Feline Leukaemia (FeLV)

This extremely serious virus attacks the immune system, causing increased susceptibility to other infections such as leukaemia and tumours. It may cause lack of appetite, weight loss and apathy. It also affects bone marrow, causing pale (anaemia) or yellow mucous membranes. Other symptoms include vomiting, diarrhoea and reproductive problems. Many cats may be infected and show no signs at all.

About one third of infected cats will remain chronically infected and may shed the virus in their saliva. Spread of the disease can be by cat fight bites, licking, shared dishes or litter trays. Pregnant infected cats can also infect kittens through the placenta, and after birth through the milk.


Feline Immunodeficiency Virus (FIV or Feline AIDS)

FIV is a serious disease that attacks the immune system of cats. It is spread from cat to cat usually by bite wounds. It is more common in male cats because they are more aggressive and roam more than females.

Cats can be infected for years and not show any signs at all. Symptoms vary widely because of the immunosuppressive nature of the virus. Cats may show lack of appetite, inflamed mouth, weight loss and apathy, fever, swollen lymph nodes, respiratory infection, inflamed eyes, pale (anaemia) or yellow mucous membranes, vomiting, diarrhoea, reproductive problems, increased susceptibility to other infections, neurological signs, leukaemia and tumours.

Once a cat has become infected it is infected for life, but if managed in some cases the cat can still have good quality of life for months to years.
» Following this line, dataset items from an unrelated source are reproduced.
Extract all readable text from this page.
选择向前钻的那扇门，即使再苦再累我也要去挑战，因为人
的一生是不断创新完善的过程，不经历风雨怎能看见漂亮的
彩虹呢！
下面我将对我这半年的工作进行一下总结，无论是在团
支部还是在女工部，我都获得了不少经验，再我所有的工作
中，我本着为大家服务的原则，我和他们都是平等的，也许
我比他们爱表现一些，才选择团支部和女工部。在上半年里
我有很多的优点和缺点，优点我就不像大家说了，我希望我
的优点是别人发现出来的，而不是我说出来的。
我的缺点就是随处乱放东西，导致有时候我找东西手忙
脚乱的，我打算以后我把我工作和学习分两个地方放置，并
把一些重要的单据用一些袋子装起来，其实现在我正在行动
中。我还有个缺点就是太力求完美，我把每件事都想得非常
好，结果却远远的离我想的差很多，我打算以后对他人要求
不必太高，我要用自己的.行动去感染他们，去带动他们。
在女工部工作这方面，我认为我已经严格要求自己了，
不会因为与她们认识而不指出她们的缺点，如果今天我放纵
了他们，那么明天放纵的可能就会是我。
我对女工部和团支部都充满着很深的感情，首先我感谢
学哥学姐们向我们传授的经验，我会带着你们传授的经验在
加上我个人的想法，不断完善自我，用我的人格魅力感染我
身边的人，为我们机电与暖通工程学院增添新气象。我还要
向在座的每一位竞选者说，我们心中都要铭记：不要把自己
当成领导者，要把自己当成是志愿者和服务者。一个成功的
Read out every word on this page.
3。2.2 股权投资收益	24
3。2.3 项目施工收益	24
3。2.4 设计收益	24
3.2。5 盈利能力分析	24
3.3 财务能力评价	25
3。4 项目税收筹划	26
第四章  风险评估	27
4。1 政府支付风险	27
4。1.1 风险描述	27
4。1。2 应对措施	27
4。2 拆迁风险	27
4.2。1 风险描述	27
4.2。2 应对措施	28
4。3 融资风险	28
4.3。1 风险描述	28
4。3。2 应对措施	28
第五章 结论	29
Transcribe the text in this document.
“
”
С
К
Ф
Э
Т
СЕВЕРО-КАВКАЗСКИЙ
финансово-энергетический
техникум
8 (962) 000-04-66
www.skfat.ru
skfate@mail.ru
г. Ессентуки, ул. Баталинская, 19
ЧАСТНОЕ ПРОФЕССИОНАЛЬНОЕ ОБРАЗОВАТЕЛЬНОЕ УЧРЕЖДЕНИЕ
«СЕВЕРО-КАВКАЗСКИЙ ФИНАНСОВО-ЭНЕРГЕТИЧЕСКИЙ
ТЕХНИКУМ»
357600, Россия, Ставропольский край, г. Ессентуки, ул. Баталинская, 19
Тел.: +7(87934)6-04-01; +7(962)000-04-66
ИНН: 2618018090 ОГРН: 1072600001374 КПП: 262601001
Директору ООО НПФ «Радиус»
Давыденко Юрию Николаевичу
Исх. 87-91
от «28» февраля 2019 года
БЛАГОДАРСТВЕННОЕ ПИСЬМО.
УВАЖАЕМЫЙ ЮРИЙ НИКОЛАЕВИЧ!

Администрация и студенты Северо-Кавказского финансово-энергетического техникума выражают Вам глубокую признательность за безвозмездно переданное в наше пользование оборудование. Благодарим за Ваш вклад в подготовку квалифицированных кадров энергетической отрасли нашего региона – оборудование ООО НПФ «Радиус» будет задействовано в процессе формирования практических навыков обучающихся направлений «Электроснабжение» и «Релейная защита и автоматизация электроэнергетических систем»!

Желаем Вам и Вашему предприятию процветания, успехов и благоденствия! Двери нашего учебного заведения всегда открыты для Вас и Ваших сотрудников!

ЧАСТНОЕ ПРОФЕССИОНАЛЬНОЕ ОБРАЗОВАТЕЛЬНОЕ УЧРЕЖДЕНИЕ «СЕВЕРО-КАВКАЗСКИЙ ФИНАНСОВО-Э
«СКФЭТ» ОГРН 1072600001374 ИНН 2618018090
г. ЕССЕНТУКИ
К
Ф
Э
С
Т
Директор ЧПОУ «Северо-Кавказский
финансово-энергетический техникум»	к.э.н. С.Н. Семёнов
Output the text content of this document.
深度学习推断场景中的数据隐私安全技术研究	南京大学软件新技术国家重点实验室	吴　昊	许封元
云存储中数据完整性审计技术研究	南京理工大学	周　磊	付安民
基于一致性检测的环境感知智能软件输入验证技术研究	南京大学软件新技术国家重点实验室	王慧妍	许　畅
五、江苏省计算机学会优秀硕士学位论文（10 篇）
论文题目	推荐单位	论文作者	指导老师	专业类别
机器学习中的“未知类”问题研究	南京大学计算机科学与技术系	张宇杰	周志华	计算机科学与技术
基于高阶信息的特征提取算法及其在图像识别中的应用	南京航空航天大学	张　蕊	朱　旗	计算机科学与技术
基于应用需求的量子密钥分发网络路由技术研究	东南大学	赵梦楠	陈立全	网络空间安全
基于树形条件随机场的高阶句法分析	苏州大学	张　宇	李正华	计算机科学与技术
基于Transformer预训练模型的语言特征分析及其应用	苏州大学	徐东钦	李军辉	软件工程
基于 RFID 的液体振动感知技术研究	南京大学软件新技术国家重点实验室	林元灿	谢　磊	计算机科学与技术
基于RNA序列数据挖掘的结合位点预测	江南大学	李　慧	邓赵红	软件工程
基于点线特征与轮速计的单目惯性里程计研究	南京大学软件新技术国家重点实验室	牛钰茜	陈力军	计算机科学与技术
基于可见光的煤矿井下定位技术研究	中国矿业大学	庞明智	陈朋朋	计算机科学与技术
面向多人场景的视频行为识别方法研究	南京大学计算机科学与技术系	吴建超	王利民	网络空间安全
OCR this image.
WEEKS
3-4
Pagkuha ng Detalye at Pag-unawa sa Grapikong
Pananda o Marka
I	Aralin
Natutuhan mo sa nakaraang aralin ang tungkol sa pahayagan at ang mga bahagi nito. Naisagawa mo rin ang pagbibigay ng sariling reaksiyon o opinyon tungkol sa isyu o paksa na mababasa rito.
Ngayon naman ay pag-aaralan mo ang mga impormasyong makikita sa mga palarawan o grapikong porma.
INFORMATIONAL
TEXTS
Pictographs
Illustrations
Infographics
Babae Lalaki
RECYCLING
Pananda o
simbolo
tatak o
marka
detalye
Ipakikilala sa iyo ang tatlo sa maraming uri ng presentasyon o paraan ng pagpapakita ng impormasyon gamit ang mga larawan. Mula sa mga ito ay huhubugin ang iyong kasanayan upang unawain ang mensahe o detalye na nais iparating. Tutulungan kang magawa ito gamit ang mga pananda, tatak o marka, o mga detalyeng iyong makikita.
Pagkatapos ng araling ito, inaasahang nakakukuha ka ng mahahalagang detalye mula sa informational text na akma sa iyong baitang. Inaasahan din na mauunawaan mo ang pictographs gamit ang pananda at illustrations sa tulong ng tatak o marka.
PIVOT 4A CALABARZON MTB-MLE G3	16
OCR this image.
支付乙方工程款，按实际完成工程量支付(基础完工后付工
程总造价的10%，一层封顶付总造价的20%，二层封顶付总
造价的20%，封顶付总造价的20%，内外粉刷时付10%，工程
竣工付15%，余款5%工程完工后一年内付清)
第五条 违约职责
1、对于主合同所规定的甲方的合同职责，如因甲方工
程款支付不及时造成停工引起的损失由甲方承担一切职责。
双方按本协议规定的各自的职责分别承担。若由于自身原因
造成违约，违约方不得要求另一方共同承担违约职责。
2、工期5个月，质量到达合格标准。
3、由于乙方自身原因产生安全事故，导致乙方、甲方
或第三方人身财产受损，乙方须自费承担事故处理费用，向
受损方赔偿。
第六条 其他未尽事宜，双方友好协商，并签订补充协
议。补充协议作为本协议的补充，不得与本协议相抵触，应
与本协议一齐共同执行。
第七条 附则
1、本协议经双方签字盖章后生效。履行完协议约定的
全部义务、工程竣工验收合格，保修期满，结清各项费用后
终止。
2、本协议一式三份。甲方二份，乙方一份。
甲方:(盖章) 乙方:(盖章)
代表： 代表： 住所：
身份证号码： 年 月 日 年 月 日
Vaccination will only work when given before the cat is exposed to FIV and is the only way to protect your cat from AIDS.

As kittens, three vaccines are required, four weeks apart then annually. For adult cats, the vet will need to discuss with you the best plan for your cat, the first step being to ensure your cat is free from FIV.

FIV is diagnosed with a blood test. Cats other than indoor or kittens need to be tested for the virus prior to the vaccination.

The only way to prevent a cat being infected with FIV is through ongoing vaccinations.


When can I let my kitten outdoors?

Kittens are not fully protected until two weeks after the final course of vaccinations. Until then kittens should be kept indoors at all times. Once your kitten is old enough to go outside, there are a few key recommendations:

Supervise their first outings. Aim to introduce them to the world for a few minutes a day, close to meal time

Train them to walk on a cat harness.

Ensure they have a curfew – i.e. inside before dark (fewer fights, lower chance of being hit by cars, reduced loss of wildlife).

Provide ‘smart’ toys for indoor-only cats, or build an outdoor play atrium. A cat scratching post will help save furniture.